By following this pattern, you can transform your Spark jobs into interactive jobs that can execute calculations immediately, improving user interactivity and reducing waiting times.

Interactive Spark Job with Python

Below is an example of how to configure an interactive Spark job in Python using the ilum library:

  1. Spark Image Setup

    a) Use a Docker image from DockerHub
    Each Spark image we provide on DockerHub already has the necessary components built in.

    b) Install the ilum package
    If, for any reason, your Docker image does not include the ilum package or if you build your own custom image, you can install it (either within the container or locally) by running:

    pip install ilum
  2. Job Structure in ilum \

    The Spark job logic is encapsulated in a class that extends IlumJob, particularly within its run method

from ilum.api import IlumJob

class PythonSparkExample(IlumJob):
def run(self, spark, config):
# Job logic here

Simple interactive spark pi example:

from random import random
from operator import add

from ilum.api import IlumJob


class SparkPiInteractiveExample(IlumJob):

def run(self, spark, config):
partitions = int(config.get('partitions', '5'))
n = 100000 * partitions

def is_inside_unit_circle(_: int) -> float:
x = random() * 2 - 1
y = random() * 2 - 1
return 1.0 if x ** 2 + y ** 2 <= 1 else 0.0

count = (
spark.sparkContext.parallelize(range(1, n + 1), partitions)
.map(is_inside_unit_circle)
.reduce(add)
)

pi_approx = 4.0 * count / n
return f"Pi is roughly {pi_approx}"

You can find a similar example on GitHub.
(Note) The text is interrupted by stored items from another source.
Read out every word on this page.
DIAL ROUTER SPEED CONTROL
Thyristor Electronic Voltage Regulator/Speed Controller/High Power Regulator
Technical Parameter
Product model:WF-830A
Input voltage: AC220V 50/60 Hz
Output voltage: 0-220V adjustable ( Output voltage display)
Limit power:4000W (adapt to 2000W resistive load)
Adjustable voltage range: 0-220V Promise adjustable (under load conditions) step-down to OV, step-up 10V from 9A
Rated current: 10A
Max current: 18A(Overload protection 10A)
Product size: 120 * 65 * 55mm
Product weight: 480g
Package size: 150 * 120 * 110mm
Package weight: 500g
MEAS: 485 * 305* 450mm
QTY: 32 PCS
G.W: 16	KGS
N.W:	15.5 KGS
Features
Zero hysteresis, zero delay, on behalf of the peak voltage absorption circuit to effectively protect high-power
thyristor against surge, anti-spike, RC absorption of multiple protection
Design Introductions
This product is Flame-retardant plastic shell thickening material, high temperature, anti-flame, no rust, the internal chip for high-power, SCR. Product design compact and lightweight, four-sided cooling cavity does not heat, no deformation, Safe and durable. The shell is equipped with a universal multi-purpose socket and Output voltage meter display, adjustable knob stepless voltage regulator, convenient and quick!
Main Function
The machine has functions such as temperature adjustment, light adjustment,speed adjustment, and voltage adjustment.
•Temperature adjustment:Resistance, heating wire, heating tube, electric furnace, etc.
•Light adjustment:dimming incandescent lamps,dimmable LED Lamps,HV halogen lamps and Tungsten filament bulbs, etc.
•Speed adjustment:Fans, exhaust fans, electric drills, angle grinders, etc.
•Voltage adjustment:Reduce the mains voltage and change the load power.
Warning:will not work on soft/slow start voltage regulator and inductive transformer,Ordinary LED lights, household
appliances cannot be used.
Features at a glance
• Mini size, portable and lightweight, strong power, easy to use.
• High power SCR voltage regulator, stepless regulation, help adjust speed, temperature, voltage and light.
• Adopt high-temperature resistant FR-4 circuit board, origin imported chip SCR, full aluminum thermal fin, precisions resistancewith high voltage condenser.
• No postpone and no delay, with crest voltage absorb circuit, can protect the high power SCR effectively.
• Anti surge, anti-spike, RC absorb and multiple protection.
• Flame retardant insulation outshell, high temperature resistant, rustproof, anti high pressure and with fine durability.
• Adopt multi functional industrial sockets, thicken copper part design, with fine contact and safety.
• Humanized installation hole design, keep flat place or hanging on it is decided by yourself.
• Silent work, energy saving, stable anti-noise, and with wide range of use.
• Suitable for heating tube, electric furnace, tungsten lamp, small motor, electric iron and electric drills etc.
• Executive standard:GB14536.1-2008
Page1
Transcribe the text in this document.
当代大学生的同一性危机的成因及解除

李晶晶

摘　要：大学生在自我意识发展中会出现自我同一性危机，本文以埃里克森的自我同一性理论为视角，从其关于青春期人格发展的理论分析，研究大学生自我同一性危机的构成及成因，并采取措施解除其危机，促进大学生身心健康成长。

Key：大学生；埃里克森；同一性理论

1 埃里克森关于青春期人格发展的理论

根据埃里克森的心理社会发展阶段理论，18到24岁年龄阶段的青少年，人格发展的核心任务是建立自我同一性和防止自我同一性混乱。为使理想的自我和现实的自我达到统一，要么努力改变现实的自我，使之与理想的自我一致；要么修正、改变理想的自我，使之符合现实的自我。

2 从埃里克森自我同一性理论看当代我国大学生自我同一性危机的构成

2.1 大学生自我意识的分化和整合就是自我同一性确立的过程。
Submitting an Interactive Spark Job on UI

After creating a file that contains your Spark code, you will need to submit it to Ilum. Here's how you can do it:

Open Ilum UI in your browser and create a new service:

Ilum

In the General tab put a name of a service

Ilum

In the Memory tab choose a cluster and set up your memory settings

Ilum

In the Resource tab upload your spark file

Ilum

Press Submit to apply your changes, and Ilum will automatically create a Spark driver pod. You can adjust the number of Spark executor pods by scaling them as needed.

Next, go to the Workloads section to locate your job. By clicking on its name, you can access its detailed view. Once the Spark container is ready, you can run the job by specifying the filename.classname and defining any optional parameters in JSON format.

Ilum

Now we have to put filename.classname in the Class filed:

Ilum_interactive_spark_pi.SparkPiInteractiveExample

and define the slices parameter in JSON format:

{
"partitions": 5
}

The first requests might take few seconds because of initialization phase, each another will be immediate.

Ilum

By following these steps, you can submit and run interactive Spark jobs using Ilum. This functionality provides real-time data processing, enhances user interactivity, and reduces the time spent waiting for results.